Разхреначив в пух и прах нашу разношёрстную компанию, занятия у нынешнего набора курсантов-Силовиков начались всего лишь неделю назад, так что я и не сильно опоздал, остальные тоже еще не успели как следует втянуться, и определив каждому индивидуальное наказание, чтобы жизнь малиной не казалась, Болдырь скомандовал:
– На первый второй, расчита–айсь!
– Первый–второй, первый–второй… – быстро побежало по ряду.
– В две шеренги… ста–а–анавись!
Не без огрехов, но взводу быстро удалось перестроиться в два ряда. Да, со строевой тут явные проблемы, и это было отлично видно по багровеющей на глазах физиономии старшего наставника.

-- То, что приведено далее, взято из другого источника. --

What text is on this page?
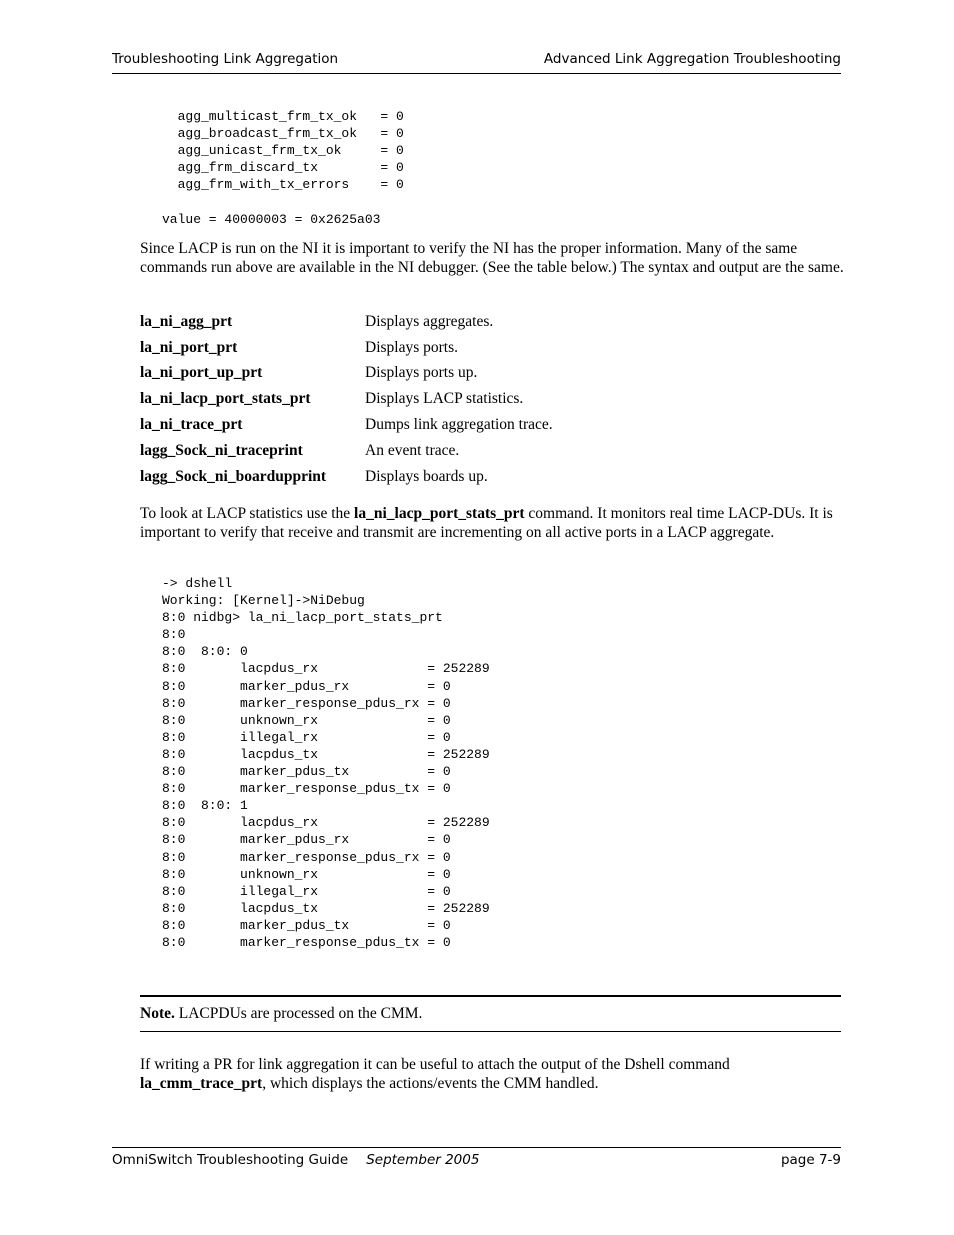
Troubleshooting Link Aggregation	Advanced Link Aggregation Troubleshooting
agg_multicast_frm_tx_ok   = 0
agg_broadcast_frm_tx_ok   = 0
agg_unicast_frm_tx_ok     = 0
agg_frm_discard_tx        = 0
agg_frm_with_tx_errors    = 0

value = 40000003 = 0x2625a03

Since LACP is run on the NI it is important to verify the NI has the proper information. Many of the same commands run above are available in the NI debugger. (See the table below.) The syntax and output are the same.

la_ni_agg_prt	Displays aggregates.
la_ni_port_prt	Displays ports.
la_ni_port_up_prt	Displays ports up.
la_ni_lacp_port_stats_prt	Displays LACP statistics.
la_ni_trace_prt	Dumps link aggregation trace.
lagg_Sock_ni_traceprint	An event trace.
lagg_Sock_ni_boardupprint	Displays boards up.

To look at LACP statistics use the la_ni_lacp_port_stats_prt command. It monitors real time LACP-DUs. It is important to verify that receive and transmit are incrementing on all active ports in a LACP aggregate.

-> dshell
Working: [Kernel]->NiDebug
8:0 nidbg> la_ni_lacp_port_stats_prt
8:0
8:0  8:0: 0
8:0       lacpdus_rx              = 252289
8:0       marker_pdus_rx          = 0
8:0       marker_response_pdus_rx = 0
8:0       unknown_rx              = 0
8:0       illegal_rx              = 0
8:0       lacpdus_tx              = 252289
8:0       marker_pdus_tx          = 0
8:0       marker_response_pdus_tx = 0
8:0  8:0: 1
8:0       lacpdus_rx              = 252289
8:0       marker_pdus_rx          = 0
8:0       marker_response_pdus_rx = 0
8:0       unknown_rx              = 0
8:0       illegal_rx              = 0
8:0       lacpdus_tx              = 252289
8:0       marker_pdus_tx          = 0
8:0       marker_response_pdus_tx = 0

Note. LACPDUs are processed on the CMM.

If writing a PR for link aggregation it can be useful to attach the output of the Dshell command la_cmm_trace_prt, which displays the actions/events the CMM handled.

OmniSwitch Troubleshooting Guide September 2005	page 7-9
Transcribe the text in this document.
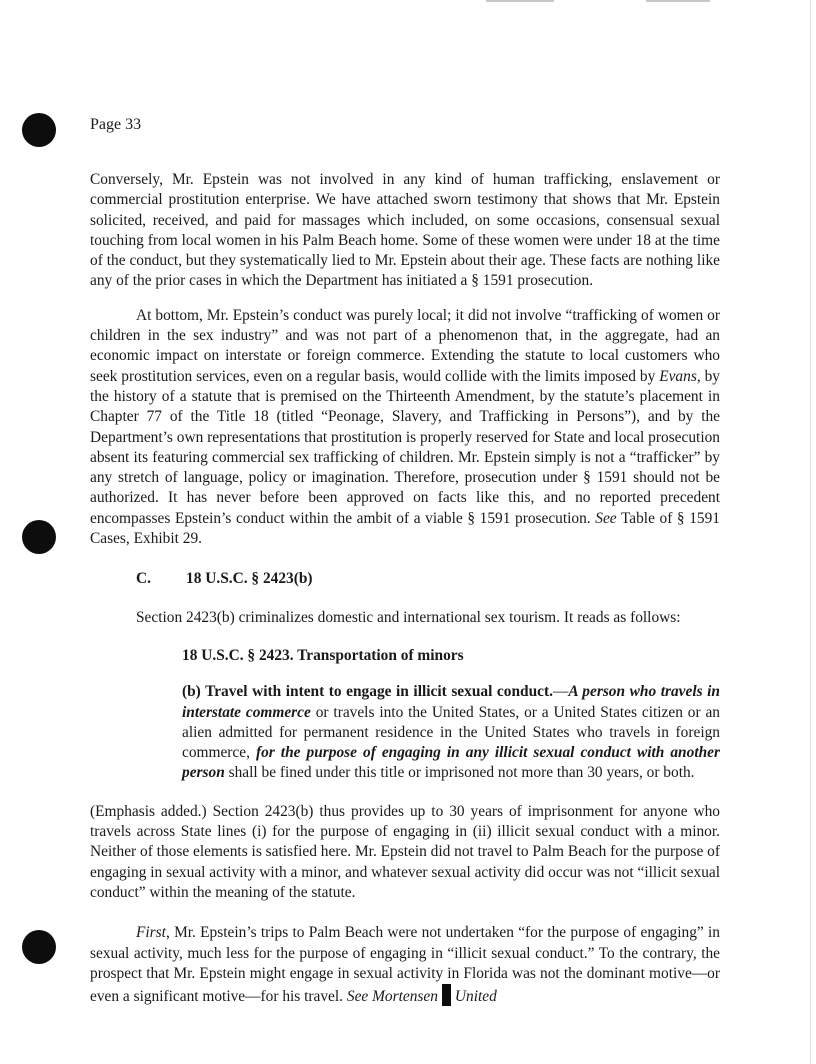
Page 33

Conversely, Mr. Epstein was not involved in any kind of human trafficking, enslavement or commercial prostitution enterprise. We have attached sworn testimony that shows that Mr. Epstein solicited, received, and paid for massages which included, on some occasions, consensual sexual touching from local women in his Palm Beach home. Some of these women were under 18 at the time of the conduct, but they systematically lied to Mr. Epstein about their age. These facts are nothing like any of the prior cases in which the Department has initiated a § 1591 prosecution.

At bottom, Mr. Epstein’s conduct was purely local; it did not involve “trafficking of women or children in the sex industry” and was not part of a phenomenon that, in the aggregate, had an economic impact on interstate or foreign commerce. Extending the statute to local customers who seek prostitution services, even on a regular basis, would collide with the limits imposed by Evans, by the history of a statute that is premised on the Thirteenth Amendment, by the statute’s placement in Chapter 77 of the Title 18 (titled “Peonage, Slavery, and Trafficking in Persons”), and by the Department’s own representations that prostitution is properly reserved for State and local prosecution absent its featuring commercial sex trafficking of children. Mr. Epstein simply is not a “trafficker” by any stretch of language, policy or imagination. Therefore, prosecution under § 1591 should not be authorized. It has never before been approved on facts like this, and no reported precedent encompasses Epstein’s conduct within the ambit of a viable § 1591 prosecution. See Table of § 1591 Cases, Exhibit 29.

C.	18 U.S.C. § 2423(b)

Section 2423(b) criminalizes domestic and international sex tourism. It reads as follows:

18 U.S.C. § 2423. Transportation of minors

(b) Travel with intent to engage in illicit sexual conduct.—A person who travels in interstate commerce or travels into the United States, or a United States citizen or an alien admitted for permanent residence in the United States who travels in foreign commerce, for the purpose of engaging in any illicit sexual conduct with another person shall be fined under this title or imprisoned not more than 30 years, or both.

(Emphasis added.) Section 2423(b) thus provides up to 30 years of imprisonment for anyone who travels across State lines (i) for the purpose of engaging in (ii) illicit sexual conduct with a minor. Neither of those elements is satisfied here. Mr. Epstein did not travel to Palm Beach for the purpose of engaging in sexual activity with a minor, and whatever sexual activity did occur was not “illicit sexual conduct” within the meaning of the statute.

First, Mr. Epstein’s trips to Palm Beach were not undertaken “for the purpose of engaging” in sexual activity, much less for the purpose of engaging in “illicit sexual conduct.” To the contrary, the prospect that Mr. Epstein might engage in sexual activity in Florida was not the dominant motive—or even a significant motive—for his travel. See Mortensen United
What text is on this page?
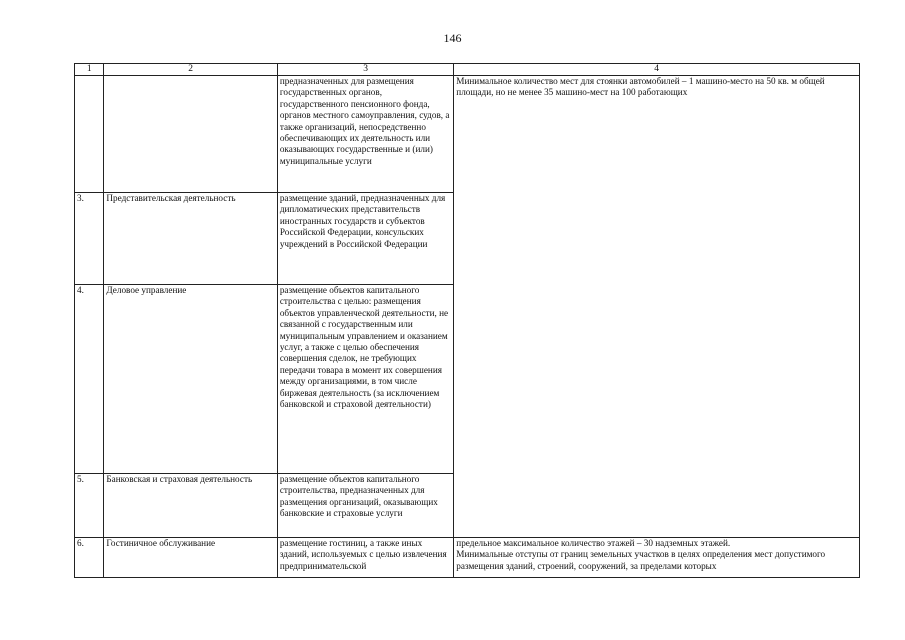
146
1	2	3	4
		предназначенных для размещения государственных органов, государственного пенсионного фонда, органов местного самоуправления, судов, а также организаций, непосредственно обеспечивающих их деятельность или оказывающих государственные и (или) муниципальные услуги	Минимальное количество мест для стоянки автомобилей – 1 машино-место на 50 кв. м общей площади, но не менее 35 машино-мест на 100 работающих
3.	Представительская деятельность	размещение зданий, предназначенных для дипломатических представительств иностранных государств и субъектов Российской Федерации, консульских учреждений в Российской Федерации	
4.	Деловое управление	размещение объектов капитального строительства с целью: размещения объектов управленческой деятельности, не связанной с государственным или муниципальным управлением и оказанием услуг, а также с целью обеспечения совершения сделок, не требующих передачи товара в момент их совершения между организациями, в том числе биржевая деятельность (за исключением банковской и страховой деятельности)	
5.	Банковская и страховая деятельность	размещение объектов капитального строительства, предназначенных для размещения организаций, оказывающих банковские и страховые услуги	
6.	Гостиничное обслуживание	размещение гостиниц, а также иных зданий, используемых с целью извлечения предпринимательской	предельное максимальное количество этажей – 30 надземных этажей.
Минимальные отступы от границ земельных участков в целях определения мест допустимого размещения зданий, строений, сооружений, за пределами которых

– Нале-о! – Пошла следующая команда. – Вдоль плаца ша–агом арш! Левой! Левой!
И мы усердно загрохотали кирзачами по старой, мощеной булыжником площадке.
– Правое плечо вперед! – рыкнул мини–командующий, и взвод слаженно «повернул».
Ну, это только казалось, что он слаженно повернул, а на самом деле все построение сбилась к хренам и превратилось в полную неразбериху. Я не мог без слез смотреть на клокочущего праведным гневом Болдыря. Так–то его понять можно – всучили пару десятков абсолютных неумех и профанов в военном деле, да еще в придачу трех девок, да одного старого, «почти на вынос», хрыча – вот и воспитывай, как знаешь! А по внешнему виду старшего наставника можно с уверенностью сказать, что он в армии, едва ли не с пеленок. Явно начинал еще в той, старой «золотопогонной», да еще, по ходу, из самых низов карабкался! До унтеров выслужился: фельдфебель, как есть фельдфебель! И все происходящее вокруг действо, его основательно так корежит. Поток отборной, трех–четырех, даже пяти–шестиэтажной матерщины, которым наставник костерил курсантов на чем земля держится, лился «живительным бальзамом» на мои уши! Таких ошеломительных конструкций, я, если и слышал, то очень и очень редко. Жаль, тетрадки и карандашика с собою нет, я бы записал, поскольку на собственную память не возлагаю больших надежд. А такого спеца еще поискать…
Наконец строй выправился и вновь загремел сапожищами по плацу. А во время этой неразберихи, мелкий ушлепок, тот самый, который мне перед построением подножку подставил, так вхреначил мне каблуком по ступне, что прямо ногу отсушил! Есть у меня «смутные подозрения», что он это все специально делает. То ли дедушки допечь хочет, толи хрен его знает? Ну ничего, разберемся с сопляком как–нибудь…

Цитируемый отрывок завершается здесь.